Book-bot.com - read famous books online for free

The Campaign of Chancellorsville by Theodore A. Dodge
page 35 of 256 (13%)

Swinton, rather grandiloquently, says, "To have marched a column of
fifty thousand men, laden with sixty pounds of baggage and encumbered
with artillery and trains, thirty-seven miles in two days; to have
bridged and crossed two streams, guarded by a vigilant enemy, with the
loss of half a dozen men, one wagon, and two mules,--is an achievement
which has few parallels, and which well deserves to rank with Prince
Eugene's famous passage of the Adige."

However exaggerated this praise may be, Hooker nevertheless deserves
high encomiums on his management of the campaign so far. Leaving
Stoneman's delay out of the question, nothing had gone wrong or been
mismanaged up to the present moment. But soon Hooker makes his first
mistake.

At 12.30 on Thursday, the Third Corps, which lay near Franklin's
Crossing, on the north side of the river, received orders to proceed by
the shortest route, and concealed from the enemy, to United-States Ford,
to be across the river by seven A.M., Friday; in pursuance of which
order, Sickles immediately started, in three columns, following the
ravines to Hamet's, at the intersection of the Warrenton pike and
United-States Ford road. Here he bivouacked for the night.
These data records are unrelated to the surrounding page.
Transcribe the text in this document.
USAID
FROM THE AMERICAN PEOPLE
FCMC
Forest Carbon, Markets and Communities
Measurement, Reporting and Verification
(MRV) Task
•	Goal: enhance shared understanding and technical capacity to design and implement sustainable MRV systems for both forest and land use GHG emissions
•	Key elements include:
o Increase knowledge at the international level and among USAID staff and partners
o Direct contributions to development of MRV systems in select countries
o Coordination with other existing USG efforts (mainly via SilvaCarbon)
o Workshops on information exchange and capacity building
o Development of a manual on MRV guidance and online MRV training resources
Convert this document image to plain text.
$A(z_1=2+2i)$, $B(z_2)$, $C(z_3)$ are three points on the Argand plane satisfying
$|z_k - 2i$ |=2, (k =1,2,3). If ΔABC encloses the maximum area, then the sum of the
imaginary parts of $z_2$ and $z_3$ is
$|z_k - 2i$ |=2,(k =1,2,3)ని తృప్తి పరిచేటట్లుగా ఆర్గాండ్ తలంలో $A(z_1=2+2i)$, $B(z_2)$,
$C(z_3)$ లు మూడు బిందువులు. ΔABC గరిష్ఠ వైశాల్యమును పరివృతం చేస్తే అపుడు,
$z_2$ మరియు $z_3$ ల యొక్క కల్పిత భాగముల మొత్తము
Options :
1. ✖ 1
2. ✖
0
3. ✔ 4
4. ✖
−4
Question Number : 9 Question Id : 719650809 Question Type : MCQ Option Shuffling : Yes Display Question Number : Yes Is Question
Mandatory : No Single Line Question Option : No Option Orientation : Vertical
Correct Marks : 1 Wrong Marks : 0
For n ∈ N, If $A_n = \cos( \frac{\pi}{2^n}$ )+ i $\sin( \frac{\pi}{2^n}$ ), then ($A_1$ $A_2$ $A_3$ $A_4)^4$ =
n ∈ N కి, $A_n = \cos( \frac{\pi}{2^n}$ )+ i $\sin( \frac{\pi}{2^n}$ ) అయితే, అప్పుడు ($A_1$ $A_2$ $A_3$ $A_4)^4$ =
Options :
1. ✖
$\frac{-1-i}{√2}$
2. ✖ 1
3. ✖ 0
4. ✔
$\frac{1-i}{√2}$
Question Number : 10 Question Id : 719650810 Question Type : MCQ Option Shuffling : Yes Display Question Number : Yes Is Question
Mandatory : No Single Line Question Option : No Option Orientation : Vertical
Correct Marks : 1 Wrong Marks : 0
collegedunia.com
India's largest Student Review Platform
At five
A.M. Friday he marched to the ford, and passed it with the head of his
column at seven A.M., Birney leading, Whipple and Berry in the rear.
Leaving Mott's brigade and a battery to protect the trains at the ford,
he then pushed on, and reported at Chancellorsville at nine A.M.
Under Hooker's orders he massed his corps near the junction of the roads
to Ely's and United-States Fords, in the open near Bullock's, sending a
brigade and a battery to Dowdall's Tavern.